The Chairman: Mr. Volpe, a short question.
Mr. Volpe (Eglinton--Lawrence): Mr. Chairman, thank you very much. I applaud your ability to get such erudite experts before the committee. They are not only erudite but also profound in their knowledge. So I'm going to challenge them with a very simple question flowing from your question and my colleague, Jesse Flis'.
You have a wish list, and we're going into the summit in a few months. Professor Kirton, what do you suggest Canada should do that will have the same kind of clout as the actions of two former Prime Ministers that brought this about?
Prof. Kirton: It's early days in the summit preparations so my wish list is modest. If I had to pick one, it would be an agreement on the part of the G-7 in the Halifax communiqué or a shared summary that military expenditure in a way that will free resources is now a major condition for assistance in the post-Cold-War era so we can address the new security issues--broadly speaking, of sustainable development--more fully to the IFIs and MDBs.
The Chairman: We'll hear from Gordon Smith tomorrow.
we'll ask Professor Helleiner and then Mr.
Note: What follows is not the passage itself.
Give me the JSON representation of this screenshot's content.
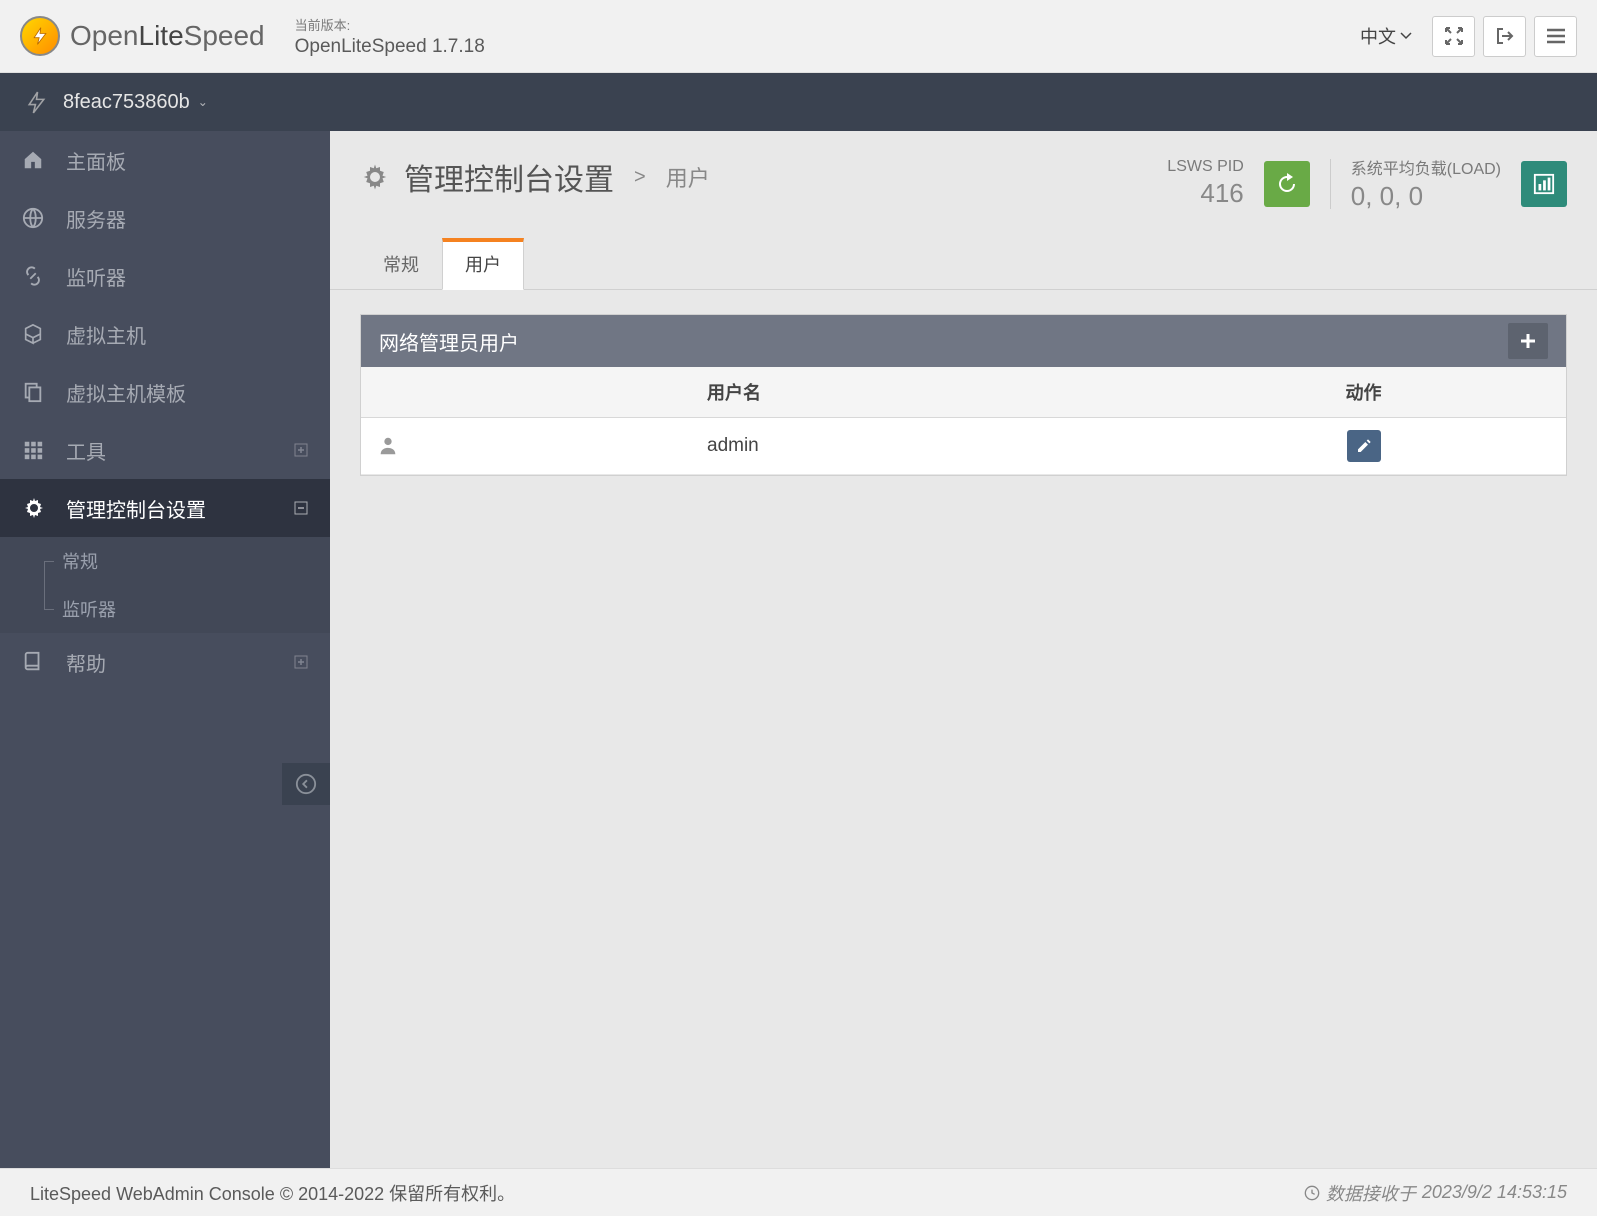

Bertrand if he could....
Prof. Helleiner: My bottom line is the initiation of a serious process at the intergovernmental level, one that is fully representative of review of the IMF and World Bank and their relationship with the United Nations, the World Trade Organization and the regional development banks.
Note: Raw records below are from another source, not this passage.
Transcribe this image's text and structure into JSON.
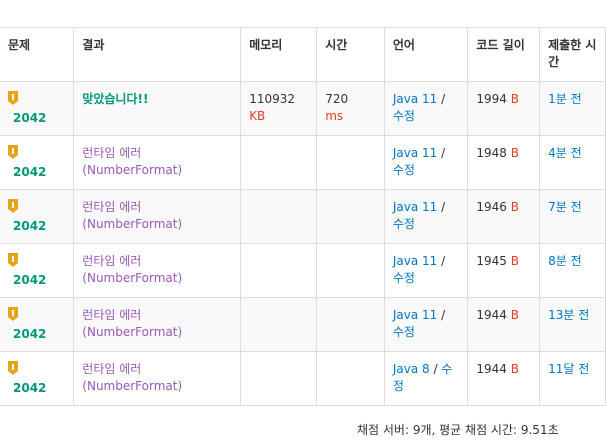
{
  "headers": {
    "problem": "문제",
    "result": "결과",
    "memory": "메모리",
    "time": "시간",
    "language": "언어",
    "code_length": "코드 길이",
    "submitted": "제출한 시간"
  },
  "rows": [
    {
      "problem_id": "2042",
      "result": "맞았습니다!!",
      "memory": "110932",
      "memory_unit": "KB",
      "time": "720",
      "time_unit": "ms",
      "lang": "Java 11",
      "edit": "수정",
      "code": "1994",
      "code_unit": "B",
      "ago": "1분 전"
    },
    {
      "problem_id": "2042",
      "result": "런타임 에러 (NumberFormat)",
      "memory": "",
      "memory_unit": "",
      "time": "",
      "time_unit": "",
      "lang": "Java 11",
      "edit": "수정",
      "code": "1948",
      "code_unit": "B",
      "ago": "4분 전"
    },
    {
      "problem_id": "2042",
      "result": "런타임 에러 (NumberFormat)",
      "memory": "",
      "memory_unit": "",
      "time": "",
      "time_unit": "",
      "lang": "Java 11",
      "edit": "수정",
      "code": "1946",
      "code_unit": "B",
      "ago": "7분 전"
    },
    {
      "problem_id": "2042",
      "result": "런타임 에러 (NumberFormat)",
      "memory": "",
      "memory_unit": "",
      "time": "",
      "time_unit": "",
      "lang": "Java 11",
      "edit": "수정",
      "code": "1945",
      "code_unit": "B",
      "ago": "8분 전"
    },
    {
      "problem_id": "2042",
      "result": "런타임 에러 (NumberFormat)",
      "memory": "",
      "memory_unit": "",
      "time": "",
      "time_unit": "",
      "lang": "Java 11",
      "edit": "수정",
      "code": "1944",
      "code_unit": "B",
      "ago": "13분 전"
    },
    {
      "problem_id": "2042",
      "result": "런타임 에러 (NumberFormat)",
      "memory": "",
      "memory_unit": "",
      "time": "",
      "time_unit": "",
      "lang": "Java 8",
      "edit": "수정",
      "code": "1944",
      "code_unit": "B",
      "ago": "11달 전"
    }
  ],
  "footer": "채점 서버: 9개, 평균 채점 시간: 9.51초",
  "colors": {
    "accepted": "#009874",
    "runtime_error": "#9b59b6",
    "unit": "#dd4124",
    "link": "#0076c0",
    "tier_badge": "#e8a317"
  }
}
M. Bertrand: On devrait exiger, au minimum, que notre propre gouvernement fasse en sorte que les représentants canadiens à la Banque mondiale et au FMI rendent des comptes au Parlement, et qu'à l'intérieur de ces deux organisations-là, il fasse pression pour qu'il y ait davantage de transparence et de démocratisation. Il y a d'autres pays qui sont en train de le faire. Le Canada doit le faire aussi.
[Traduction en français]
The Chairman: Thank you very much.
Members of the committee, I would like to thank our panel very much on your behalf. I think they've given us very useful insights both for the preparation for our trip to Washington--they've enriched our experience there--and I think it will be very helpful in enabling us to write a report before the Halifax summit.
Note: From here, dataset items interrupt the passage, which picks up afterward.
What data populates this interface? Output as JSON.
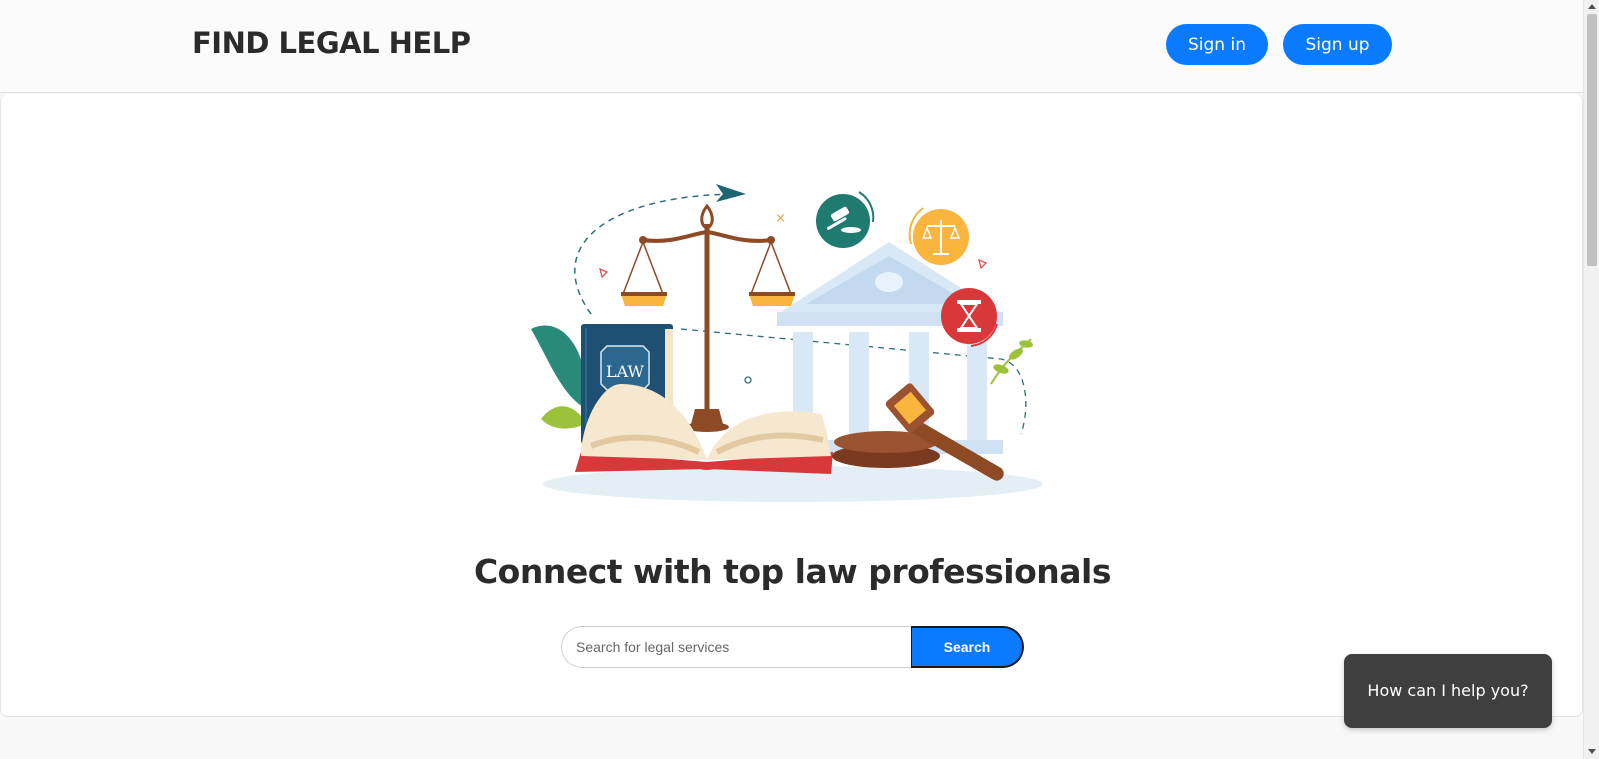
{
  "header": {
    "brand": "FIND LEGAL HELP",
    "signin_label": "Sign in",
    "signup_label": "Sign up"
  },
  "hero": {
    "book_label": "LAW",
    "headline": "Connect with top law professionals"
  },
  "search": {
    "placeholder": "Search for legal services",
    "value": "",
    "button_label": "Search"
  },
  "chat": {
    "label": "How can I help you?"
  },
  "colors": {
    "primary": "#0a7bff",
    "text_dark": "#2b2b2b",
    "chat_bg": "#3f3f3f"
  }
}
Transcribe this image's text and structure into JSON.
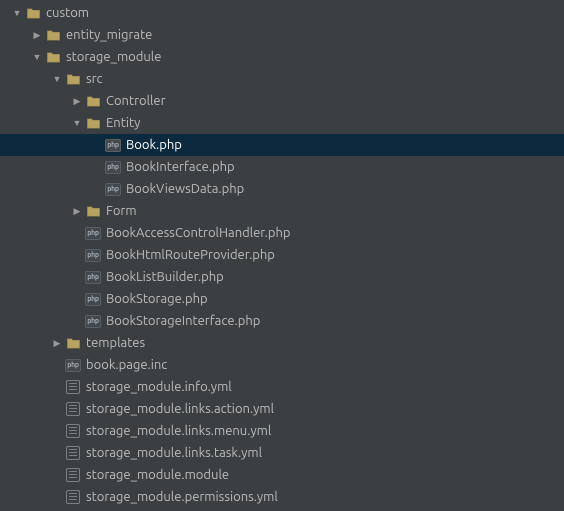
{
  "tree": [
    {
      "depth": 0,
      "arrow": "down",
      "icon": "folder",
      "label": "custom",
      "interact": true,
      "sel": false
    },
    {
      "depth": 1,
      "arrow": "right",
      "icon": "folder",
      "label": "entity_migrate",
      "interact": true,
      "sel": false
    },
    {
      "depth": 1,
      "arrow": "down",
      "icon": "folder",
      "label": "storage_module",
      "interact": true,
      "sel": false
    },
    {
      "depth": 2,
      "arrow": "down",
      "icon": "folder",
      "label": "src",
      "interact": true,
      "sel": false
    },
    {
      "depth": 3,
      "arrow": "right",
      "icon": "folder",
      "label": "Controller",
      "interact": true,
      "sel": false
    },
    {
      "depth": 3,
      "arrow": "down",
      "icon": "folder",
      "label": "Entity",
      "interact": true,
      "sel": false
    },
    {
      "depth": 4,
      "arrow": "none",
      "icon": "php",
      "label": "Book.php",
      "interact": true,
      "sel": true
    },
    {
      "depth": 4,
      "arrow": "none",
      "icon": "php",
      "label": "BookInterface.php",
      "interact": true,
      "sel": false
    },
    {
      "depth": 4,
      "arrow": "none",
      "icon": "php",
      "label": "BookViewsData.php",
      "interact": true,
      "sel": false
    },
    {
      "depth": 3,
      "arrow": "right",
      "icon": "folder",
      "label": "Form",
      "interact": true,
      "sel": false
    },
    {
      "depth": 3,
      "arrow": "none",
      "icon": "php",
      "label": "BookAccessControlHandler.php",
      "interact": true,
      "sel": false
    },
    {
      "depth": 3,
      "arrow": "none",
      "icon": "php",
      "label": "BookHtmlRouteProvider.php",
      "interact": true,
      "sel": false
    },
    {
      "depth": 3,
      "arrow": "none",
      "icon": "php",
      "label": "BookListBuilder.php",
      "interact": true,
      "sel": false
    },
    {
      "depth": 3,
      "arrow": "none",
      "icon": "php",
      "label": "BookStorage.php",
      "interact": true,
      "sel": false
    },
    {
      "depth": 3,
      "arrow": "none",
      "icon": "php",
      "label": "BookStorageInterface.php",
      "interact": true,
      "sel": false
    },
    {
      "depth": 2,
      "arrow": "right",
      "icon": "folder",
      "label": "templates",
      "interact": true,
      "sel": false
    },
    {
      "depth": 2,
      "arrow": "none",
      "icon": "php",
      "label": "book.page.inc",
      "interact": true,
      "sel": false
    },
    {
      "depth": 2,
      "arrow": "none",
      "icon": "yml",
      "label": "storage_module.info.yml",
      "interact": true,
      "sel": false
    },
    {
      "depth": 2,
      "arrow": "none",
      "icon": "yml",
      "label": "storage_module.links.action.yml",
      "interact": true,
      "sel": false
    },
    {
      "depth": 2,
      "arrow": "none",
      "icon": "yml",
      "label": "storage_module.links.menu.yml",
      "interact": true,
      "sel": false
    },
    {
      "depth": 2,
      "arrow": "none",
      "icon": "yml",
      "label": "storage_module.links.task.yml",
      "interact": true,
      "sel": false
    },
    {
      "depth": 2,
      "arrow": "none",
      "icon": "yml",
      "label": "storage_module.module",
      "interact": true,
      "sel": false
    },
    {
      "depth": 2,
      "arrow": "none",
      "icon": "yml",
      "label": "storage_module.permissions.yml",
      "interact": true,
      "sel": false
    }
  ],
  "indent": {
    "base": 12,
    "step": 20
  },
  "glyphs": {
    "right": "▶",
    "down": "▼",
    "php": "php"
  }
}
I thank each and every one of you very much for coming.
As members of the committee know, we have a witness who is presently waiting outside, so I won't keep you long. Our next appearance before the committee is the foreign minister of the Czech Republic and I'd ask you to stay for that. I also would remind you there is a steering committee meeting at 3:15 this afternoon.
There is an informal meeting with the Peruvian delegation in Mr. English's office, room 285, Confederation Building, at 4:30 p.m., for those members of the committee who are interested and able to attend.
Also, tomorrow, and I'm sorry this is so late in getting to you, at 3:30 p.m. in room 371, West Block, we've been able to get Mr. Gordon Smith and Ms Louise Fréchette to come speak to us. You'll recall that Gordon Smith is the Deputy Minister of Foreign Affairs and Louise Frechette is the Deputy Minister of Finance. They are respectively the sherpas in charge of the general policy and the financial policy before the G-7 summit.
I am reluctant to have so many meetings. I know how busy everyone is, but I just want to remind you, if we're going to go to Washington and meet people there, it would be most important that we have met with our two primary actors in the G-7 summit prior to going. That's at 3:30 p.m. in room 371, West Block, tomorrow, and I urge all members of the committee who are able to come to that meeting.
I would suggest we take a two-minute break before we introduce the Czech foreign minister.